В кофейне в четыре часа дня берлинские дамы пили «Меланж» и ели пирожные с битыми сливками. Все столики были заняты. Мамонтов издали увидел Софью Яковлевну. Она сидела в углу с молодой немкой, которой Николай Сергеевич не был представлен, — знал только, что это добрая знакомая Дюммлеров и что Софья Яковлевна называет ее Эллой. Он поклонился, радостно улыбаясь. Софья Яковлевна наклонила голову без всякой улыбки. «Сердится?» — спросил себя Мамонтов. Он сделал вид, будто кого-то искал. «За что бы она могла сердиться?»
Николай Сергеевич прошел во вторую кофейню «Кайзергофа», называвшуюся «Wiener Cafe». Здесь теперь за большим столом собиралась международная аристократия журнализма «для обмена информацией и мыслями». На самом деле, «мыслями» они не занимались, хотя это были люди неглупые, способные, а иногда (впрочем, довольно редко) и очень образованные. Их интересовала только «информация». Но каждый известный журналист имел свои связи и тщательно скрывал от других получаемые им сведения. Весь смысл работы заключался именно в том, чтобы немного раньше других узнавать новости или, вернее, слухи о предстоявших новостях. Собственно лишь газеты, издававшиеся в одной и той же столице, должны были бы между собой соперничать. Однако соперничали друг с другом все международные репортеры. В газетном мире коммерческий интерес переходил в чисто спортивный. Кроме двух-трех добряков , все за этим столом скрывали все и даже заметали следы (для чего отчасти и был нужен «обмен информацией»). Это не мешало добрым, иногда даже дружественным, отношениям между прославленными журналистами. Как всякие спортсмены, они знали друг другу настоящую цену. Каждый из них позеленел бы от досады, если б узнал, что другому удалось раздобыть что-либо ценное, но он отдал бы должное мастерству соперника.
Большинство в этой группе журналистов составляли весело-циничные люди, давно ничему не удивлявшиеся, видевшие преимущественно непоказную и непривлекательную сторону того, что волновало мир. Им было совершенно все равно, кто одержит верх на Конгрессе; они всех государственных деятелей считали обманщиками и мошенниками, отличающимися друг от друга только по ловкости, силе и значению. Эти люди были как у себя дома во всех странах Европы.
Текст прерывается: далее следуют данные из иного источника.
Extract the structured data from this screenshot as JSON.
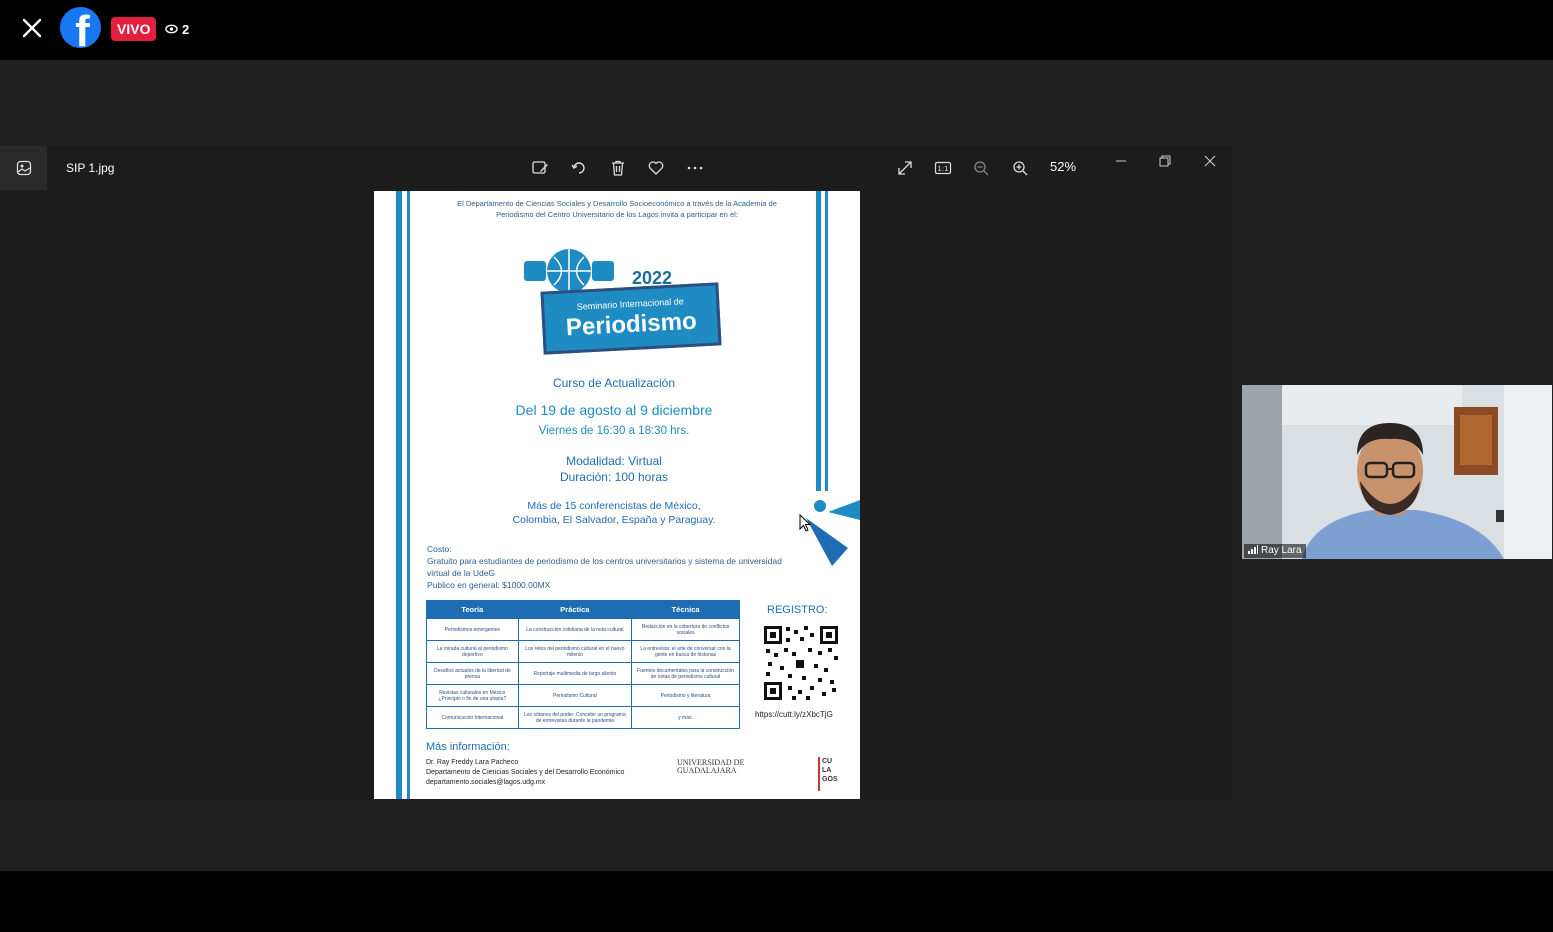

У каждого из них в прошлом значился какой-либо особенный важный подвиг, вроде интервью с Османом-пашой в осажденной Плевне, полета на воздушном шаре к повстанцам, телеграфного сообщения о бегстве королевы Изабеллы во Францию за два дня до бегства. Это были их чины и ордена.
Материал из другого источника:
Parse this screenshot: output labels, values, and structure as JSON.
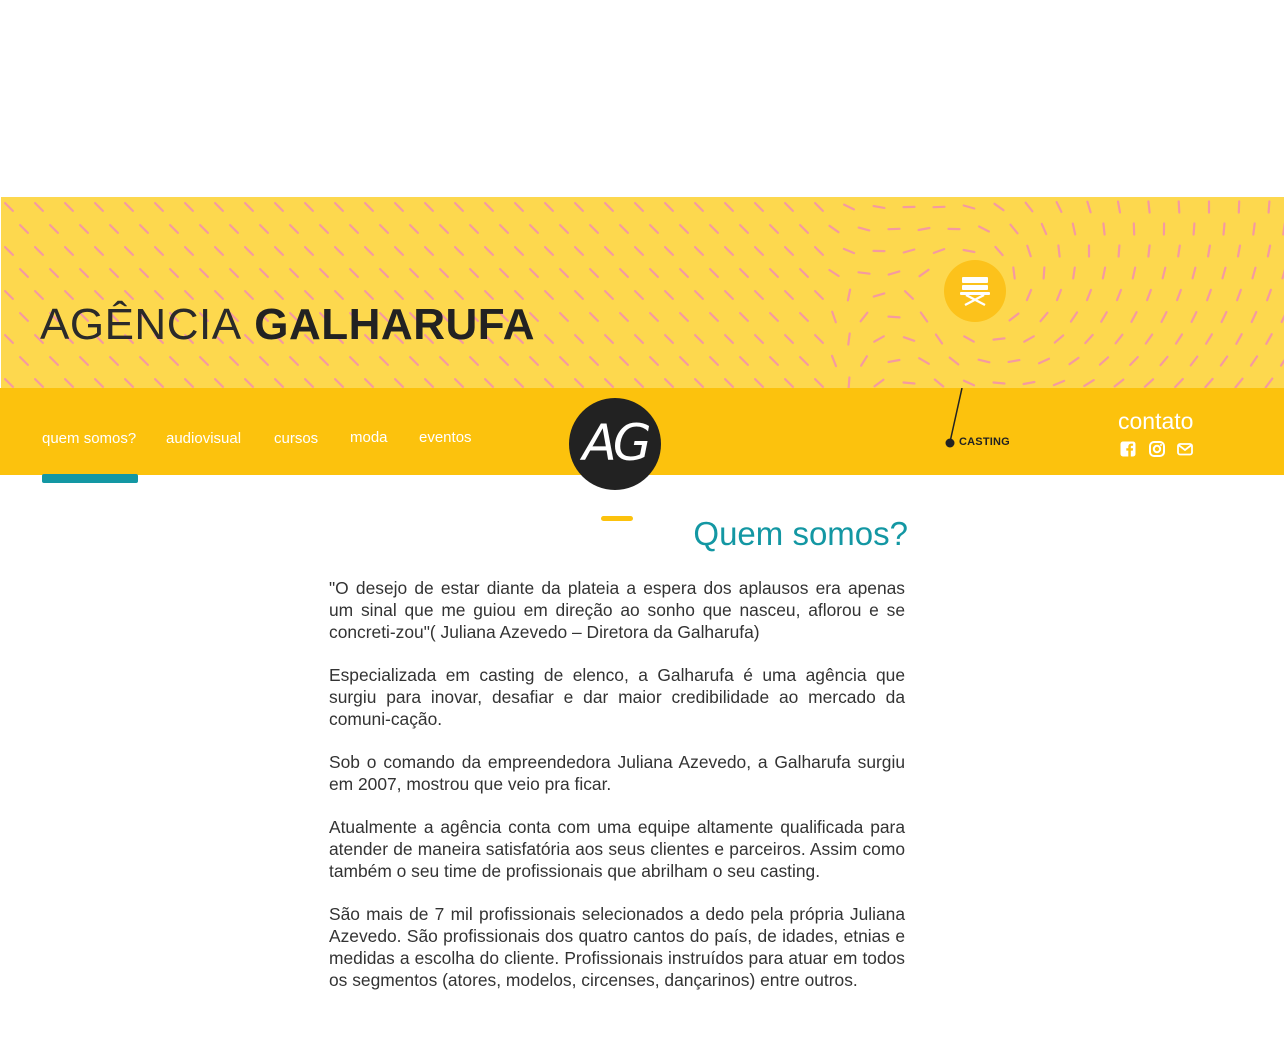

Замкнутая группа мировых репортеров почти не общалась с другими журналистами. Средний репортер мог считать для себя честью, если ему удавалось посидеть за столом аристократии. Выйти в большие люди мог любой корреспондент, но выходили только немногие: так, каждый наполеоновский солдат носил в своем ранце маршальский жезл, однако не каждый его получал. Все зависело от счастья, от способностей, от энергии, от нахальства, от физической выносливости. Международные репортеры проводили жизнь в вагонах, в гостиницах, в трактирах, в колясках, в повозках, видели чуму и холеру, страдали дизентерией на фронтах, иногда жили неделями в землянках под дождем, без горячей пищи, среди крыс и насекомых, для того, например, чтобы первым (то есть раньше других журналистов) проникнуть за русскими войсками в Плевну. В «Кайзергофах» проходила только лучшая часть их жизни, да и там они поневоле жили скромно, так как в большинстве уже были больными людьми. Катаррами страдали почти все. В этой роскошной кофейне они, за исключением нескольких отчаянных американцев и англичан, пили только минеральную воду. Семей своих (если у них были семьи) они, случалось, не видели месяцами.
Мамонтов уже раза два сидел за аристократическим столом кофейни: Россия была теперь всем особенно интересна; русского языка почти никто не знал, Николай Сергеевич не отказывался излагать содержание статей в петербургских и московских газетах (в телеграммы попадало не все важное). Международные репортеры были ему и очень интересны, особенно вначале, и немного противны своей уверенностью в том, что все в мире покупается и продается, — надо только назначить соответственную цену (именно с тех пор, как его самого все чаще посещали удобные мысли, разные формы цинизма в других людях стали ему чрезвычайно неприятными). «Жаль, конечно, что нельзя спросить, относится ли к ним самим этот закон природы. Противнее всего, кажется, их убеждение, что никакого другого миропонимания нет и быть не может, разве только среди глупо-рожденных…»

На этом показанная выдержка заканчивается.